Friday, August 22, 2014

The rise of the European trading company – imperial creation in the pursuit of profits

This post is a signpost, a post intended for later use. It’s creation was triggered by my reading of Emily Hahn’s Raffles of Singapore with its detailed descriptions of aspects of the operations of the British East India Company.

I had obviously been aware of the operations of the various trading companies such as the English later British East India Company (established 1600), the Dutch East India Company (1602) or the Hudson’s Bay Company (1670). There has always been a degree of romance and a sense of adventure associated with such companies,  one captured rather nicely by the original title of Dutch East India Company Ship Buildingthe Hudson’s Bay Company: The Governor and Company of Adventurers of England trading into Hudson's Bay. How could one not be attracted by a title like that?

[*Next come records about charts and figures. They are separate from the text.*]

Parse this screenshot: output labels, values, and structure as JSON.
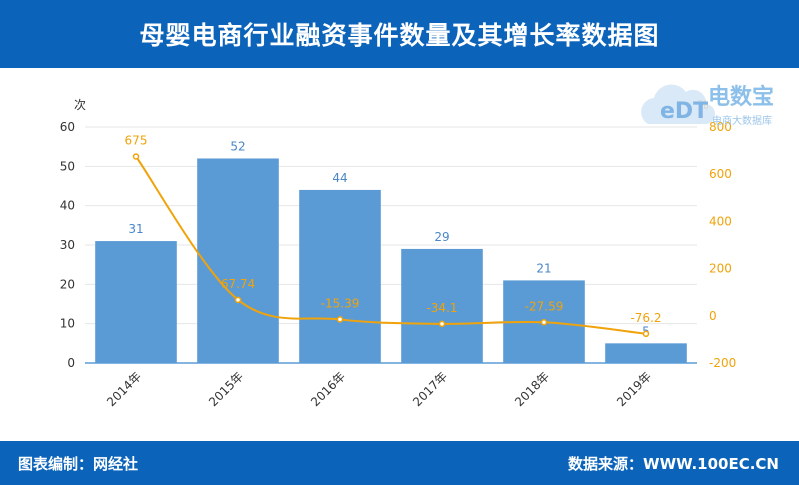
{
  "header": {
    "title": "母婴电商行业融资事件数量及其增长率数据图"
  },
  "footer": {
    "left": "图表编制：网经社",
    "right": "数据来源：WWW.100EC.CN"
  },
  "watermark": {
    "name": "电数宝",
    "subtitle": "电商大数据库",
    "badge": "eDT"
  },
  "colors": {
    "header_bg": "#0b63ba",
    "bar": "#5b9bd5",
    "line": "#f0a30a",
    "bar_label": "#4a86c8",
    "axis_text": "#333333",
    "right_axis_text": "#f0a30a"
  },
  "chart_data": {
    "type": "bar",
    "categories": [
      "2014年",
      "2015年",
      "2016年",
      "2017年",
      "2018年",
      "2019年"
    ],
    "series": [
      {
        "type": "bar",
        "values": [
          31,
          52,
          44,
          29,
          21,
          5
        ],
        "axis": "left"
      },
      {
        "type": "line",
        "values": [
          675,
          67.74,
          -15.39,
          -34.1,
          -27.59,
          -76.2
        ],
        "axis": "right"
      }
    ],
    "bar_labels": [
      "31",
      "52",
      "44",
      "29",
      "21",
      "5"
    ],
    "line_labels": [
      "675",
      "67.74",
      "-15.39",
      "-34.1",
      "-27.59",
      "-76.2"
    ],
    "left_axis": {
      "unit": "次",
      "ylim": [
        0,
        60
      ],
      "ticks": [
        0,
        10,
        20,
        30,
        40,
        50,
        60
      ]
    },
    "right_axis": {
      "unit": "%",
      "ylim": [
        -200,
        800
      ],
      "ticks": [
        -200,
        0,
        200,
        400,
        600,
        800
      ]
    },
    "grid": true
  }
}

While I was aware of the companies, I don’t think that I was properly aware of just how early they began, how big some of them were, nor of the critical role they played in gathering capital, organising trade and laying the basis for the outward expansion of Western Europe.

The illustration shows the shipyards of the Dutch East India Company in 1726.

To get a feel for what I mean, and assuming that you have some spare time (do any of us today?!), this Wikipedia page lists some of the trading companies.

Take an hour some time and just click through on the links. You will quickly get a feel for just what I’m talking about.